As the helix opens, various proteins slide along the double-stranded DNA searching for their unique binding spot, and the “back brace” proteins, too, slide on the single-stranded DNA. Usually interactions between sliding proteins and DNA are based on differences in electrical charges: positive for the proteins and negative for the DNA. The new Weizmann Institute model has revealed that in the case of the “back brace” proteins, the situation is more complex. These proteins also interact with the single DNA strand chemically, via amino acids possessing structures called aromatic groups. Through these two types of interaction, the “back brace” proteins and the single strand wrap around each other until they form a stable complex.
With the help of their model, the Weizmann researchers correctly predicted the precise configuration of such complexes: Their predictions were validated by comparison with actual structures that had earlier been solved experimentally for crystallized protein-DNA complexes.

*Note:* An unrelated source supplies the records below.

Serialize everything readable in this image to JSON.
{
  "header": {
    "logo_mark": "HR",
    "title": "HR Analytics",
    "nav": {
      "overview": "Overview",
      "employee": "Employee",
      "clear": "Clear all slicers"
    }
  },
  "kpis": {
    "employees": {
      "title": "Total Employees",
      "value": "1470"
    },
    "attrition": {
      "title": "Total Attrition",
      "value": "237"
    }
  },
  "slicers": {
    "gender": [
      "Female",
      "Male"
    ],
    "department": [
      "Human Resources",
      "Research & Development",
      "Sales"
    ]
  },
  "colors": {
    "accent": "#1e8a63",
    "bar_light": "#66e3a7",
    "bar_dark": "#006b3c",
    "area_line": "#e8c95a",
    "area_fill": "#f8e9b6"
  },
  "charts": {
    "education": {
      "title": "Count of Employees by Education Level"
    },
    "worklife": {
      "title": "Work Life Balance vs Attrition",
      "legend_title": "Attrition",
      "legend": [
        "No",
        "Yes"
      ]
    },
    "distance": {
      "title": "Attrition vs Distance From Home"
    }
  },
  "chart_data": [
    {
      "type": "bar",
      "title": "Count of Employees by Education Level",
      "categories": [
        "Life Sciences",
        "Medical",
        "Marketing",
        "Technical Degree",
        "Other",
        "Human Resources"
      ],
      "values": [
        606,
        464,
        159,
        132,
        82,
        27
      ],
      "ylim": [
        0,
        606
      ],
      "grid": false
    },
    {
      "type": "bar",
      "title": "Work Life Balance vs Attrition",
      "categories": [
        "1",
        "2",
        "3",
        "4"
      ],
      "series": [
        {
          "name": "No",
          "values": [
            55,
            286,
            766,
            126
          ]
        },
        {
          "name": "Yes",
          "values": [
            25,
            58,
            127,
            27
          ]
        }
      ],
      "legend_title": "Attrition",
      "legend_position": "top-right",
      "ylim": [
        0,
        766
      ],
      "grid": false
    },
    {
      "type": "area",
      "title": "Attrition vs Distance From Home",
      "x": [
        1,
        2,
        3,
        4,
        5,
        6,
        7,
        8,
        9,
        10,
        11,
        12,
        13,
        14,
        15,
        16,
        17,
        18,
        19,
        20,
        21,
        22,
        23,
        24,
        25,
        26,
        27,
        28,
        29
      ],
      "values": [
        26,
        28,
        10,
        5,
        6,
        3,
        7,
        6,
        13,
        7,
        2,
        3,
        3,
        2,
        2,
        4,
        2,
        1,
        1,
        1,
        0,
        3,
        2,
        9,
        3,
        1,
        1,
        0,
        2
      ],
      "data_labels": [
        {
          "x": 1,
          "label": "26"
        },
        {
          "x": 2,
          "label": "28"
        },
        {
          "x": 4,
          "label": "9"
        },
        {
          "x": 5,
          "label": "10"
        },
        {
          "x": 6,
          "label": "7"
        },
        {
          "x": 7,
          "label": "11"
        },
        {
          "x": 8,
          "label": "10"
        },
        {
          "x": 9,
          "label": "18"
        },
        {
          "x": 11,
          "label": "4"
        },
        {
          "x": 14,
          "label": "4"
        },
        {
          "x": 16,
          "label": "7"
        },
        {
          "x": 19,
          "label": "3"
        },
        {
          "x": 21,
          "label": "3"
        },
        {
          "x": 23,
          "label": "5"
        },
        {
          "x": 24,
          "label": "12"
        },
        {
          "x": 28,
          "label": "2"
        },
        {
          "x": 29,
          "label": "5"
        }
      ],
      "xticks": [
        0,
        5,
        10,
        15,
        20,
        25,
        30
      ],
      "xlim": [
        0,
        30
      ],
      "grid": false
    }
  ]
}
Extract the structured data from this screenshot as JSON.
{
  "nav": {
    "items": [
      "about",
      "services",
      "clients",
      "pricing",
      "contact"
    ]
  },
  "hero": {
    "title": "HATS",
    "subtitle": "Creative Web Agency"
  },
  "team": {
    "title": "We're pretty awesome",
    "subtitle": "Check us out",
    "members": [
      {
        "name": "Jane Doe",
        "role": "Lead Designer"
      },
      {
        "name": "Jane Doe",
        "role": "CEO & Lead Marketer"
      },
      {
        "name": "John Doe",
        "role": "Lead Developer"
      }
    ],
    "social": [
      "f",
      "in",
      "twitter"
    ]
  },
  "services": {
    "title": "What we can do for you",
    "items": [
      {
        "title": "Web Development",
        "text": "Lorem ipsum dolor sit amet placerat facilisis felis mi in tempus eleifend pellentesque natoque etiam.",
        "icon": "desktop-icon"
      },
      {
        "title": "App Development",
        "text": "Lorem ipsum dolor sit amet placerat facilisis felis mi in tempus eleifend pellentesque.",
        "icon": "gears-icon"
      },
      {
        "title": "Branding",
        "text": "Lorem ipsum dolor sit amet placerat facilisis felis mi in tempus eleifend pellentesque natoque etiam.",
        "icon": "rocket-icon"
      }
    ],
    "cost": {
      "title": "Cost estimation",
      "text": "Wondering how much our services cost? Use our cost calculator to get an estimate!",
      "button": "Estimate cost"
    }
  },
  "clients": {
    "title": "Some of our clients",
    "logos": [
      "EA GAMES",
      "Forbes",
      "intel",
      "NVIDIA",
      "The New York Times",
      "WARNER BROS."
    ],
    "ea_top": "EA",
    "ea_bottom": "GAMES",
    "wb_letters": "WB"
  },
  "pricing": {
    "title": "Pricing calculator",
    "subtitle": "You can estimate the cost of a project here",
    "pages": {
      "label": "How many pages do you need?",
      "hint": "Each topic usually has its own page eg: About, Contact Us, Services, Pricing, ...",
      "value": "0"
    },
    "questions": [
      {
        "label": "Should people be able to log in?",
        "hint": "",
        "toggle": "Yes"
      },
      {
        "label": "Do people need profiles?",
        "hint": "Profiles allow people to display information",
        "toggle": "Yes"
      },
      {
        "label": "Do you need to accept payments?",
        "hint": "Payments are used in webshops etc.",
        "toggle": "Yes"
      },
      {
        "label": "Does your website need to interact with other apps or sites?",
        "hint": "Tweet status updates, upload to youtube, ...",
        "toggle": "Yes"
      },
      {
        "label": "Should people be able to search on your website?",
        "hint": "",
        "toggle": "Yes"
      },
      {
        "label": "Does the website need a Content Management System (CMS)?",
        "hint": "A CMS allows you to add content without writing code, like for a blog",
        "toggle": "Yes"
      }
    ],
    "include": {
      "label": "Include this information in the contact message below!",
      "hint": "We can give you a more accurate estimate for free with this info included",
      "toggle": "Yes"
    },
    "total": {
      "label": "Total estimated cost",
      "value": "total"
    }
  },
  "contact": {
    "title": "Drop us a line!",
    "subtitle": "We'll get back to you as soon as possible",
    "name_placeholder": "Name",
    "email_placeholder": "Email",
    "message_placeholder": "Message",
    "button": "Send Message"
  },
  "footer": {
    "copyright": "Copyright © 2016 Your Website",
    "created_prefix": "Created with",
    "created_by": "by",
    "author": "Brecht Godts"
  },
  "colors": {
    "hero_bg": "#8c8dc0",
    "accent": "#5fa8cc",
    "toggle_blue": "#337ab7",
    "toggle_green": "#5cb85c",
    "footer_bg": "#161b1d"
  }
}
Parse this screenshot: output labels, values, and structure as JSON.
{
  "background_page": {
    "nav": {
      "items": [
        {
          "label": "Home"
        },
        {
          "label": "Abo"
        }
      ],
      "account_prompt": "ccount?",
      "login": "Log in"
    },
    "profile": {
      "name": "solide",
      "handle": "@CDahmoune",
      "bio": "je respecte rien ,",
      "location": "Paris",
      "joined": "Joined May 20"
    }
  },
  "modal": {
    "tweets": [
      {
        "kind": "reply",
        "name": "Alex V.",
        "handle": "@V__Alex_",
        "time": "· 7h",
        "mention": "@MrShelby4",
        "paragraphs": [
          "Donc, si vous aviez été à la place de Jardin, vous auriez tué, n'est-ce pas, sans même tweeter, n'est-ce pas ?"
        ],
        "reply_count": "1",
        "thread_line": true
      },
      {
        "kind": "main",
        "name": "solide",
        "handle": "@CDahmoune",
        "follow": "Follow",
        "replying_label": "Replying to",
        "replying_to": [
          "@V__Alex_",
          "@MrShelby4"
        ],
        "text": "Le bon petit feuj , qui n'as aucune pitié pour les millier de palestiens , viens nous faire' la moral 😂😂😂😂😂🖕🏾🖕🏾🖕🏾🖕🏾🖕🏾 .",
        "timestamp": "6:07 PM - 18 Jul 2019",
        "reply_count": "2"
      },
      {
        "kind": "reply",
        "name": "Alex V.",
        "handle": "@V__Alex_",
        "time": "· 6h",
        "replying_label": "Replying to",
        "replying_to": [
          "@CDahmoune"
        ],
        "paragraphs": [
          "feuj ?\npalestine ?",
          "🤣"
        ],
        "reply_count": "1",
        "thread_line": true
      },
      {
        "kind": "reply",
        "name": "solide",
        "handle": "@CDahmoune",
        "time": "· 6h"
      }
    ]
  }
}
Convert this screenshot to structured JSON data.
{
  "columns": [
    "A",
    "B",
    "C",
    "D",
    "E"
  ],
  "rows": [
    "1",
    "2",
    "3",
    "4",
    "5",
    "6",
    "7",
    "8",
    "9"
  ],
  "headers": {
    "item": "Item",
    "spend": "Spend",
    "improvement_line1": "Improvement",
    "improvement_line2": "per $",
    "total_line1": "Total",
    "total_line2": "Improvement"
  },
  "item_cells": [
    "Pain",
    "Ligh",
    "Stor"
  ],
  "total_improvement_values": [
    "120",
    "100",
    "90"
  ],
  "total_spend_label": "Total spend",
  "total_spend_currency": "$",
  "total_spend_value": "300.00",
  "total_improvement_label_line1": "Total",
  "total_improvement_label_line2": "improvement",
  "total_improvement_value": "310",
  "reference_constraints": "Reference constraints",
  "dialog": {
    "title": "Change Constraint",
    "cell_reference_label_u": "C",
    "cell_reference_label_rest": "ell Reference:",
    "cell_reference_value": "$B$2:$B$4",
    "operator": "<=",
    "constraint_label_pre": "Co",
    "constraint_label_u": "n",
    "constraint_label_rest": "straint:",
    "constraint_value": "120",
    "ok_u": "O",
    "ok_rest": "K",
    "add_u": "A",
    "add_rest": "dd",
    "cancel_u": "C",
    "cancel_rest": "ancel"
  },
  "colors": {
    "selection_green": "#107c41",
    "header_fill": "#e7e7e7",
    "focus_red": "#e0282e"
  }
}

The theoretical backing offered by the Weizmann study can facilitate new experimental investigations. In particular, says Levy, scientists can now investigate whether previous discoveries made about interactions between proteins and double-helix DNA also apply to protein interactions with single DNA strands. For example, in the past few years he and his team had helped to resolve the speed-stability paradox: how proteins sliding along the double helix manage to swiftly find appropriate spots for binding, yet at the same time to create bonds that are sufficiently strong to support molecular interactions. Using computational analysis, the team had identified geometrical and energetic parameters that enable the proteins to bind with the DNA at the optimal speed and strength.
By shedding new light on how the DNA functions at the molecular level, this study advances the understanding of biological processes that form the very basis of life and may lead to improved biotechnological applications based on protein-DNA interactions.